Check out how Oscar Piastri and other drivers reacted to Lando Norris claiming his first Formula One championship title.

Occasionally, his on-track performances seemed to correlate. Early on in his days as a race-winning driver, he seemed incapable of holding onto the lead of a race on the opening lap when he had started from pole. That run became an unfortunate one when framed from the perspective of his perceived lack of grit.

The same was true of how he seemed to stutter down the stretch in his 2024 title battle with Verstappen. In particular, Norris’ error-strewn race at the decisive Brazilian Grand Prix was an unfortunate contrast to Verstappen’s victory, which put the Dutchman on the verge of the title and was immediately heralded as one of the great performances of F1’s modern age.

One piece of criticism last year from the Red Bull camp around that time seemed to particularly sting.

“We know Norris has some mental weaknesses,” Red Bull’s outspoken advisor and regular pot stirrer Helmut Marko told Motorsport-Magazin. “I’ve read about some of the rituals he needs to do to perform well on race day.”

The quote infuriated McLaren CEO Zak Brown, who accused Marko of setting the sport back “10 or 20 years” with his comments.

It was no surprise that quietening the outside noise became a key theme of his title-winning 2025 season. He entered the year as the bookies’ overwhelming favorite, a position bolstered by his superior F1 experience over PIastri and the fact that McLaren had clearly emerged from preseason with the fastest car.

A victory in testing conditions in Australia — which included heavy rain, three safety-car periods and a short trip across the travel trap — seemed to suggest Norris had gained a new resilience over the break, but tough times quickly re-emerged. He soon found himself battling back from the brink to save his season. For the first third of 2025, he looked like a man crumbling under the expectation of what was supposed to be a first championship season.

He spoke about those tougher times at length on Sunday. Those difficult moments in his rookie season and the frankness he had expressed time and time again during his life came back to help him. While people on the outside questioned his fortitude, he backed his own process, believed that his way was the right way, and finally things clicked into place as Piastri’s form started to wobble in the final months of the campaign.

Lots of quotes from Norris stood out on Sunday. He spoke for hours, honestly, openly and without a care in the world what anyone but his close friends and family assembled with him really thought about anything.

One answer summed up how different Norris is to those who have won titles before him. Usually drivers wait until they’re retired before they suggest they aren’t the best driver in Formula 1, but even after achieving a success that meant, officially for 2026, he is the benchmark all others must be judged against, he sounded like a man who did not care if he truly is the best or not. In a world like Formula 1, that is rare, and it is remarkable.

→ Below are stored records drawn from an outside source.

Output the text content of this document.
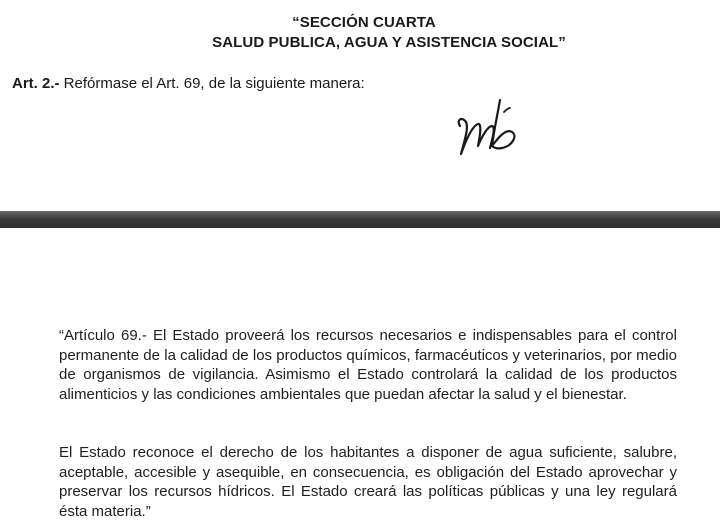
“SECCIÓN CUARTA
SALUD PUBLICA, AGUA Y ASISTENCIA SOCIAL”
Art. 2.- Refórmase el Art. 69, de la siguiente manera:
“Artículo 69.- El Estado proveerá los recursos necesarios e indispensables para el control permanente de la calidad de los productos químicos, farmacéuticos y veterinarios, por medio de organismos de vigilancia. Asimismo el Estado controlará la calidad de los productos alimenticios y las condiciones ambientales que puedan afectar la salud y el bienestar.
El Estado reconoce el derecho de los habitantes a disponer de agua suficiente, salubre, aceptable, accesible y asequible, en consecuencia, es obligación del Estado aprovechar y preservar los recursos hídricos. El Estado creará las políticas públicas y una ley regulará ésta materia.”
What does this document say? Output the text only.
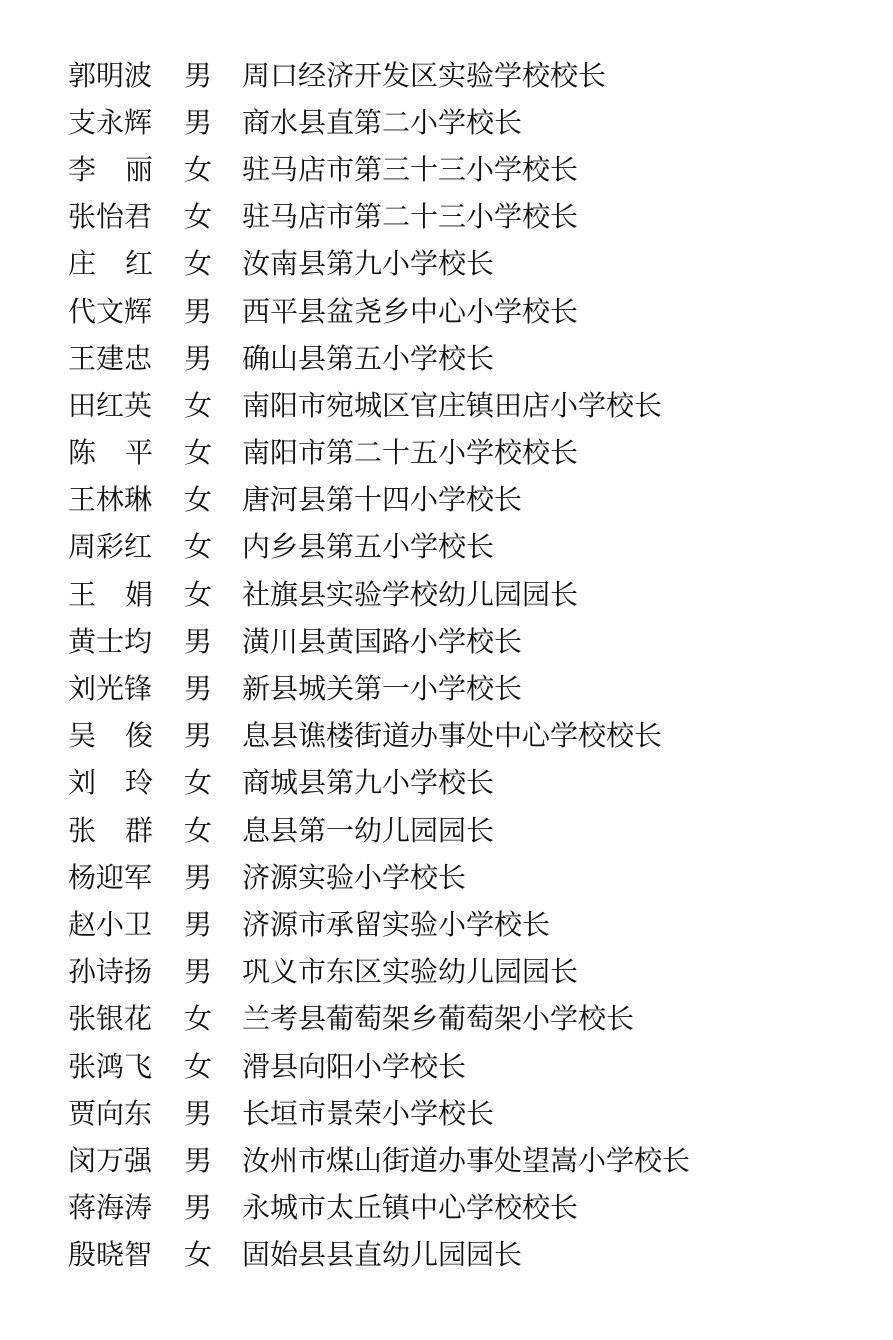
郭明波	男	周口经济开发区实验学校校长
支永辉	男	商水县直第二小学校长
李 丽 女	驻马店市第三十三小学校长
张怡君	女	驻马店市第二十三小学校长
庄 红 女	汝南县第九小学校长
代文辉	男	西平县盆尧乡中心小学校长
王建忠	男	确山县第五小学校长
田红英	女	南阳市宛城区官庄镇田店小学校长
陈 平 女	南阳市第二十五小学校校长
王林琳	女	唐河县第十四小学校长
周彩红	女	内乡县第五小学校长
王 娟 女	社旗县实验学校幼儿园园长
黄士均	男	潢川县黄国路小学校长
刘光锋	男	新县城关第一小学校长
吴 俊 男	息县谯楼街道办事处中心学校校长
刘 玲 女	商城县第九小学校长
张 群 女	息县第一幼儿园园长
杨迎军	男	济源实验小学校长
赵小卫	男	济源市承留实验小学校长
孙诗扬	男	巩义市东区实验幼儿园园长
张银花	女	兰考县葡萄架乡葡萄架小学校长
张鸿飞	女	滑县向阳小学校长
贾向东	男	长垣市景荣小学校长
闵万强	男	汝州市煤山街道办事处望嵩小学校长
蒋海涛	男	永城市太丘镇中心学校校长
殷晓智	女	固始县县直幼儿园园长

“This is all for you guys to decide whether someone’s better than someone else or not,” he said. “All I try and do every weekend is the best of what I can. But then you decide he’s better than him, or he’s got a worse car and he’s doing better — write what you like, decide what you like.

“I certainly feel like at moments I’ve driven better than I feel like other people can, and I feel like I drove at a level I don’t think other people can match, but have I also made my mistakes? Have I made more mistakes than other people at times? Yes. Is there stuff Max could do better at times than me? Yes. Do I believe he’s unbeatable? No.

“But my motivation is not here to prove I’m better than someone else. That’s not what makes me happy. I’m not going to wake up tomorrow and go, ‘I’m so happy because I beat Max.’ I honestly, deep down, don’t care about that. I don’t care if every article is, ‘Do you think he’s better than me?’ or, ‘Oscar’s better’ or whatever it is. Doesn’t matter. I have no interest in that. I’ve just done what I’ve needed to do to win the world championship. That’s it.”